Statt aus rückständigen Fast-Noch-Entwicklungsländern leistungsstarke
Industrie-, High-Tech- und Dienstleistungsgesellschaften zu machen, hat man
diese mit dem durch die Währungsunion für sie verbilligten Euro dazu verführt,
sich bis zur Halskrause und darüber zu verschulden. Statt der Währungsunion
hätte man diesen Ländern ›Hilfe zur
Selbsthilfe‹ anbieten müssen,
Anreize zu mehr Investitionen und weniger Konsum - und staatliche
Misswirtschaft, wo immer sie sich zeigte, bestrafen müssen. Ein ›Europäischer Marshall-Plan‹, eine Aufbau-, Investitions- und
Entwicklungs-Hilfe, wie sie die heutigen EU-Länder und auch wir Deutsche nach
1945 von der (damals großzügigen) USA erhalten haben, hätte den Europäern das
Desaster mit der Währungsunion erspart!
Aber auch
nachdem es eingetreten ist, ist es noch nicht zu spät. Die Hunderte von
Milliarden Euro, die jetzt der Finanzwirtschaft (zur Verschönerung von deren
Bilanzen!) zufließen und die letztlich beim Steuerzahler
eingetrieben werden müssen - spätestens dann, wenn sich zeigt, daß die
Schuldenstaaten ihre bereits gestreckten Schulden nicht zurückzahlen können -
könnten im Realsektor ihrer Volkswirtschaften wahre ›Wirtschaftswunder‹ auslösen,
so wie bei uns nach 1948, nach Einführung der D-Mark. Es gibt nur eine
konstruktive und auf Dauer angelegte Lösung der Euro-Krise: Die überschuldeten
Problemstaaten der Eurozone kehren zu ihren alten nationalen Währungen zurück,
werten diese im Ausmaß ihrer inflatorischen Binnenentwertung ab und erhalten
von den neugeschaffenen EU-Organen der Euro-›Rettung‹ (EFSF, ESM)
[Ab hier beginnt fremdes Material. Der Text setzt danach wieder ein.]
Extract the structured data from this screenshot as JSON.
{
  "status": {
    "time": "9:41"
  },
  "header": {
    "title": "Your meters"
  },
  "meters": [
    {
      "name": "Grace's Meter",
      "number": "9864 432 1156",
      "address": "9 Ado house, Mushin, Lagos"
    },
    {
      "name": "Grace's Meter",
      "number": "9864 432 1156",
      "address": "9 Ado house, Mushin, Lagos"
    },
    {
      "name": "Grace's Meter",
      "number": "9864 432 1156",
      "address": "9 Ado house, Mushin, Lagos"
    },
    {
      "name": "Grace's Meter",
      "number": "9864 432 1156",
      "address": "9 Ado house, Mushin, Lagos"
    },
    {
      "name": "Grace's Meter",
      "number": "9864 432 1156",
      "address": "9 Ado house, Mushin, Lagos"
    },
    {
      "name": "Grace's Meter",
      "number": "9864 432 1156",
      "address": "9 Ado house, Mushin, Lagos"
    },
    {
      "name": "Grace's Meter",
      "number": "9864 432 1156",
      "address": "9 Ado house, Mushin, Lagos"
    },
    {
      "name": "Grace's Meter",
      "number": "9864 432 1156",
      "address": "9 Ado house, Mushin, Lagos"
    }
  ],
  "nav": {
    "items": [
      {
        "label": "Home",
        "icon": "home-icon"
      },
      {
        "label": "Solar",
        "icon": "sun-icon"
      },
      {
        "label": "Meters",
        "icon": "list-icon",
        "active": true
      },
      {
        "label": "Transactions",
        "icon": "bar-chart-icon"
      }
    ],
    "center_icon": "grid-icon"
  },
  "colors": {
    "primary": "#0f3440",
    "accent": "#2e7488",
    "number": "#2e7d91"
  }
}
eine dem alten Marshall-Plan nachgebildete ›Reformhilfe‹: zinsgünstige Kredite für den Aufbau
leistungsfähiger Wirtschaftsstrukturen in Industrie, Infrastruktur und Dienstleistungssektor.
Beides: Abwertung der Währung und Investitionshilfe für die Wirtschaft machen
aus notleidenden und die Währung bedrohenden Sanierungsfällen
wettbewerbstüchtige Partner - und Konkurrenten. Mit nationaler Währung löst
sich auch das Problem der Um- und Entschuldung, nicht von selbst, aber durch
Verhandlung mit den Gläubigerbanken. Diese wissen aus Erfahrung mit früheren
Verhandlungen dieser Art: Schuldner mit eigener Währung haben die besseren
Karten. Sie können als monetär (wieder) souveräne Staaten ihren Gläubigern
entweder eine schiedlich-friedliche Vergleichslösung anbieten oder einen Stopp
für Auslandszahlungen androhen. Die lange Geschichte drohender Staatsbankrotte
zeigt, daß die Auslandsgläubiger - sogar freiwillig - die Vergleichslösung vorziehen,
und seit es sie gibt, dafür sogar auf die Moderation durch den IWF zählen
können.
Wirtschafts-
und Währungskrisen sind keine Naturkatastrophen. Mit Vernunft und Sachkunde
lassen sie sich lösen. Und was wird aus dem Euro? Als Geld im Portemonnaie und
auf der Bank ginge er uns zwar verloren,
bliebe uns jedoch in dem daraus entstehenden Wechselkursverbund der
europäischen Zentralbanken - analog zum EWS des Jahres 1979 - als neuer ECU
(Recheneinheit für Wechselkursberechnung und Inter-Zentralbankverkehr)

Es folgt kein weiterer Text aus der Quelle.